What is a concussion?

 

A concussion is a mild traumatic brain injury typically caused by acceleration/deceleration forces from a blow to the head or body. These forces produce biochemical and neurometabolic changes in the brain that typically evolve dynamically over time following the injury.

A concussion can result in diverse symptoms that are somatic (e.g., headache, nausea, or dizziness), cognitive (e.g., difficulty with attention and concentration, memory, or information processing speed), and psychological (e.g., anxiety and emotional lability). The symptoms of concussion usually resolve within 7 – 10 days in college-age and professional athletes. Some people might be vulnerable to slower or more complicated recoveries, including women, athletes with comorbid neurologic or psychiatric disorders or substance abuse issues, or individuals with previous prior history of multiple concussions. Children and adolescents might be at greater risk for slower recovery than young adults. Although most athletes recover relatively quickly from a concussion, some experience protracted symptoms and problems that can linger for many weeks to months (cf. Echemendia, 2006; McCrory et al., 2009).


What does recovery look like?

Research clearly documents the individual nature of concussion recovery. Multiple factors appear to relate to recovery duration in mTBI. While most children and adolescents recover within 1-3 weeks, but there are others who have more protracted recovery periods. Some at-risk factors appear to be previous concussion, learning disability, ADHD, headache history, and previous vestibular/balance problems. Younger patients may take longer to recover. The literature suggests gender differences in recovery as well.

The complexity of both neurological and psychological factors relevant to concussion management underscores the important role of the neuropsychologist based on their training, expertise, and scope of clinical practice. Neuropsychologists are uniquely qualified to assess an athlete’s cognitive and psychological functioning following concussion.

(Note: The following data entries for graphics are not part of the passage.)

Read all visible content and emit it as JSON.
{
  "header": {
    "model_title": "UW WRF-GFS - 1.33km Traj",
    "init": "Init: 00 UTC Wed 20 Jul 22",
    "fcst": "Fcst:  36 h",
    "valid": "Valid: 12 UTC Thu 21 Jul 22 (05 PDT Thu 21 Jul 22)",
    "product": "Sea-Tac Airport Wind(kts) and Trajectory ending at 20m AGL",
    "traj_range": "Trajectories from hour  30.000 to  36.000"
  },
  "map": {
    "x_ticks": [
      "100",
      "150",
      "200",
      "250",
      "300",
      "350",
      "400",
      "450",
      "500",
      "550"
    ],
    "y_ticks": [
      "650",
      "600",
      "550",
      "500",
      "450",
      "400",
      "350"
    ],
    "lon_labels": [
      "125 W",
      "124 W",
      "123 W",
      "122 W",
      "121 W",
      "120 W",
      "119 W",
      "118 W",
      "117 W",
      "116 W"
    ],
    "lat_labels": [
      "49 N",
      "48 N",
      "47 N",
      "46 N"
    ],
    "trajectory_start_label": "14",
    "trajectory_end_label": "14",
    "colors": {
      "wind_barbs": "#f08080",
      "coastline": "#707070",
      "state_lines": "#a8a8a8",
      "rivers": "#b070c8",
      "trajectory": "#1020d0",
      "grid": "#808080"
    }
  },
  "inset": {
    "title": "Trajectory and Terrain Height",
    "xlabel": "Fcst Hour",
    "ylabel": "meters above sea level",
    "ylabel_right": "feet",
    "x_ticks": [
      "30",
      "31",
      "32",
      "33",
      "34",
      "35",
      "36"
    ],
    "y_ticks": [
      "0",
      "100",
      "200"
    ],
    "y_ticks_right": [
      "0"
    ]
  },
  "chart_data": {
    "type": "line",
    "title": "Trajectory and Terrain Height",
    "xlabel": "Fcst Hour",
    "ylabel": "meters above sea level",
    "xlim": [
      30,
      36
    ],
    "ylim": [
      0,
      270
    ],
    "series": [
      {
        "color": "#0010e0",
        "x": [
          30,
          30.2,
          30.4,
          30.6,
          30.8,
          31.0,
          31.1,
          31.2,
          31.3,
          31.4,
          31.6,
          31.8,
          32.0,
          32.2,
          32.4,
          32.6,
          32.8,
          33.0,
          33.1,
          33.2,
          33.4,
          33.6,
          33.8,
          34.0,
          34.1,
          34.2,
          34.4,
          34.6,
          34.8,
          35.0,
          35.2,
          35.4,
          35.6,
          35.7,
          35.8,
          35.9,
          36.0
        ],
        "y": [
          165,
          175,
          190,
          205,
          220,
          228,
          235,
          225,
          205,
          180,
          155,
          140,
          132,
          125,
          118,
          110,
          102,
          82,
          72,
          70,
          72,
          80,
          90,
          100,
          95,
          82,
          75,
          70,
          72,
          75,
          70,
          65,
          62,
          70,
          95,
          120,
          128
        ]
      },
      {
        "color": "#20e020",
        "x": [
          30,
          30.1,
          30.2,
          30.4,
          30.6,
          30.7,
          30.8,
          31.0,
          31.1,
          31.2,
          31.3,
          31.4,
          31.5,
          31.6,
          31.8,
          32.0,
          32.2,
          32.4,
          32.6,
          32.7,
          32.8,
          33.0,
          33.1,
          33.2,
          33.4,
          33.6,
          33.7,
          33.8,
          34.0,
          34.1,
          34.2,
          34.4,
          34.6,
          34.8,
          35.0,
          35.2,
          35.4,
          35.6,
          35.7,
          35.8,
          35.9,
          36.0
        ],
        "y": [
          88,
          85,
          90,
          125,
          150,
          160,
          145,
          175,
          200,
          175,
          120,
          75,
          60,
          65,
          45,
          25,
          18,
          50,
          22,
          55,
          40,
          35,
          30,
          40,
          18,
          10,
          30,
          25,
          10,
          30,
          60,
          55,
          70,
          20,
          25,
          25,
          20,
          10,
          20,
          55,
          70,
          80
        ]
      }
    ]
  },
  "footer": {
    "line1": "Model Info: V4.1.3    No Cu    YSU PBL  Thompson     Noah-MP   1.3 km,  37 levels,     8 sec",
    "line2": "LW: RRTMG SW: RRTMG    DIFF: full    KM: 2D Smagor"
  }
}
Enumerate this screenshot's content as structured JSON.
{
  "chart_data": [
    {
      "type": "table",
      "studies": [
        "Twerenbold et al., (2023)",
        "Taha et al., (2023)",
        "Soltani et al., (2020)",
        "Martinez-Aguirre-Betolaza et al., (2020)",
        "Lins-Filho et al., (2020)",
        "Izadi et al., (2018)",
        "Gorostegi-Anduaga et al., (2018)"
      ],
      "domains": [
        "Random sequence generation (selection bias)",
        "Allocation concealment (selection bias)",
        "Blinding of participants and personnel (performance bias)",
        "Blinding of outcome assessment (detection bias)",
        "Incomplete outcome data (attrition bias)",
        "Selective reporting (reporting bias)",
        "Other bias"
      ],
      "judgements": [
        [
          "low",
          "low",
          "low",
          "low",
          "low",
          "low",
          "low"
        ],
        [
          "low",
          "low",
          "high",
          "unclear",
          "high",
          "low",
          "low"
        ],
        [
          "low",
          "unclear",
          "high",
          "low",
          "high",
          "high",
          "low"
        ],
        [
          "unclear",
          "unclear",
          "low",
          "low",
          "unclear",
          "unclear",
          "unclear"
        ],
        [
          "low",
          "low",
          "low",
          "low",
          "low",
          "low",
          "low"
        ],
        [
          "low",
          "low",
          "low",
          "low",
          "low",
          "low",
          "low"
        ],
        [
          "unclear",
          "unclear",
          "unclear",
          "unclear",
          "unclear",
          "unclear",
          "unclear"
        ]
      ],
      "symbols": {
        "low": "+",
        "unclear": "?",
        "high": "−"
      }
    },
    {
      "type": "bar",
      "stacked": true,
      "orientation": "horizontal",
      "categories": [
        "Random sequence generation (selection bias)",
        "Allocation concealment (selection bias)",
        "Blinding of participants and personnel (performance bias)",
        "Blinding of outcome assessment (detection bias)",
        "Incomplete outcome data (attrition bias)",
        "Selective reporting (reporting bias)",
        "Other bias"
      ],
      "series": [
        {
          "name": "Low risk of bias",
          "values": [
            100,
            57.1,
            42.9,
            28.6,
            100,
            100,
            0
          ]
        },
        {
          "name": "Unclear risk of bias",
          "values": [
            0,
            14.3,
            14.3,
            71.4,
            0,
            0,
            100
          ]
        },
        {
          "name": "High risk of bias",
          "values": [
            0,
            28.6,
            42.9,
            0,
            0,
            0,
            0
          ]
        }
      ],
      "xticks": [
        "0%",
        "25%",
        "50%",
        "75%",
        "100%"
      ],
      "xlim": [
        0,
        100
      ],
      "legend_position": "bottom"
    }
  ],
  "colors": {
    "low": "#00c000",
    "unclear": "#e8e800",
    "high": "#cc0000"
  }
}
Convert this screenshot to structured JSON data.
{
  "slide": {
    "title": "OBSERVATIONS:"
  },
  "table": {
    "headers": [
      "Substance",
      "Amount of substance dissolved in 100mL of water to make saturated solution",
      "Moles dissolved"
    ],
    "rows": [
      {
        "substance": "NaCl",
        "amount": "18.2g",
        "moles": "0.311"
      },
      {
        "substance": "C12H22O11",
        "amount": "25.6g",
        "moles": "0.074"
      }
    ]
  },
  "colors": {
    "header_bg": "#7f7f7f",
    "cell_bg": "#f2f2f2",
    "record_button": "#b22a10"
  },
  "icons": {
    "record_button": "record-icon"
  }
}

Neuropsychologists can provide early intervention in the form of education and reassurance, monitor an athlete’s return to school, and treat emotional problems that might arise during the recovery period.

As the science of concussion evaluation and treatment continues to evolve, it has become clear that multimodal assessment including not only review of symptoms but objective measures of neurocognitive status, postural stability, vestibular and oculomotor functions are necessary. Assessment of the patient’s mood and emotional state is also critical.

Multimodal assessment and multidisciplinary communication and coordination of treatment is considered the standard of care with respect to concussion management. Neuropsychologists, primary physicians, team physicians, neurologists, physical therapists, and athletic trainers all have distinct and critical roles to play in the care of the patient with concussion. There is no support for a single clinician to assess and manage complex patients with delayed recovery. It is critical for those individuals with a history of multiple concussions or delayed recovery to see a board certified neuropsychologist specializing in concussion assessment as part of the assessment and care team.

What do we do to help?

 

Dr. Conroy utilizes an integration of computer-based and traditional testing tools to measure the cited critical functions. These objective assessments along with the clinical experience of 20 years of working with patients with concussion and more severe brain injuries enable Dr. Conroy to share the information with members of the care team that is critical for developmental of an individualized care plan. This care plan and ongoing monitoring and assessment are the best ways to ensure safe and appropriate return to school, work and athletic competition.